Shameless self-promotion here.


Windy City Parrot is the only site on the Internet that actually has a category devoted specifically to tools to help plucking and screaming birds that you can find here.

Both of veterinarians and the bird companions talk about nothing but treatment and yet we hear no discussion about plucking triggers.

I’ve compiled a shortlist to help steer you in the right direction.

If you have a plucking bird would like some help we’d be happy to.

What we won’t respond to is “my bird is plucking please help!”

That tells us nothing.

What we need to know and have you look at are the top 10 feather plucking triggers listed below.

Some may even create and Ah-Ha moment for you.

10 Feather plucking triggers

  1. Nutrition (based diet) – are we looking at the possibility of food allergies? Are we eating too many seeds?
  2. Nutrition (chops) do we know the actual nutritional value of the chops we are making? Store-bought fruit has much more sugar than fruit eaten in the wild. Are we serving our birds citrus fruit like oranges and pineapples that sit in their crop for up to six hours possibly causing heartburn? Is your bird getting enough protein – what the nutritional analysis of your chop?
  3. Habitat (cage) – does the birdcage offer a privacy area? Are there foraging/enrichment opportunities in and atop the cage? Is the bird sleeping on a soft rope perch or are his or her feet being irritated by sleeping on the wrong kind of perch?
  4. Habitat (home) does your bird have a place to be with you within the home so he or she is not eating furniture? Do you have enrichment and foraging activities outside of the cage? Do you burn candles or use air fresheners?
  5. Habitat (lighting) is your bird getting 12 hours of light and 12 hours of darkness or are you relying on North American ever-changing light cycles to thoroughly confuse and cripple your bird’s circadian clock?
  6. Habitat (change) – are we rearranging our bird’s cage at least every 30 days causing them to rethink their entire environment and distracting them from things like plucking their own feathers?
  7. Habitat (flock) – What is the interpersonal relationships between your bird and other members of the family including other pets?
  8. Bird (interpersonal) – is there an issue between your bird and other human flock members?
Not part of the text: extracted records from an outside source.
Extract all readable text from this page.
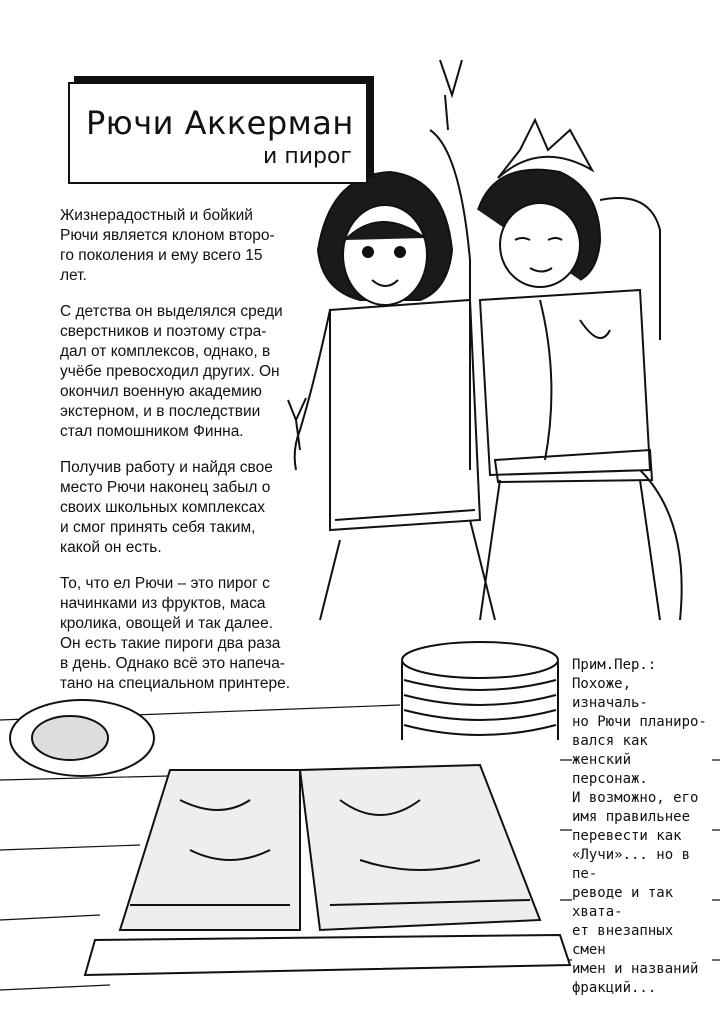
Рючи Аккерман
и пирог

Жизнерадостный и бойкий
Рючи является клоном второ-
го поколения и ему всего 15
лет.

С детства он выделялся среди
сверстников и поэтому стра-
дал от комплексов, однако, в
учёбе превосходил других. Он
окончил военную академию
экстерном, и в последствии
стал помошником Финна.

Получив работу и найдя свое
место Рючи наконец забыл о
своих школьных комплексах
и смог принять себя таким,
какой он есть.

То, что ел Рючи – это пирог с
начинками из фруктов, маса
кролика, овощей и так далее.
Он есть такие пироги два раза
в день. Однако всё это напеча-
тано на специальном принтере.

Прим.Пер.:
Похоже, изначаль-
но Рючи планиро-
вался как женский
персонаж.
И возможно, его
имя правильнее
перевести как
«Лучи»... но в пе-
реводе и так хвата-
ет внезапных смен
имен и названий
фракций...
Did you recently move a piece of furniture or picture on the wall (yes that can be a plucking trigger? Any issues with other animals in the home?
  9. Bird (physiological) – Is your bird clipped meaning it has at least 16 of its biggest feathers with rough edges that need to be fixed (preened – leading to plucking)? It no longer has a strong sense of balance -which is stressful
  10. Clean – are we exposing our bird to any sort of bathing and/or misting to enable adding hydration to their fathers? Is there a humidifier in the home? Are you using the wrong cleaning products like Lysol (recommend by a bird “expert” on YouTube)?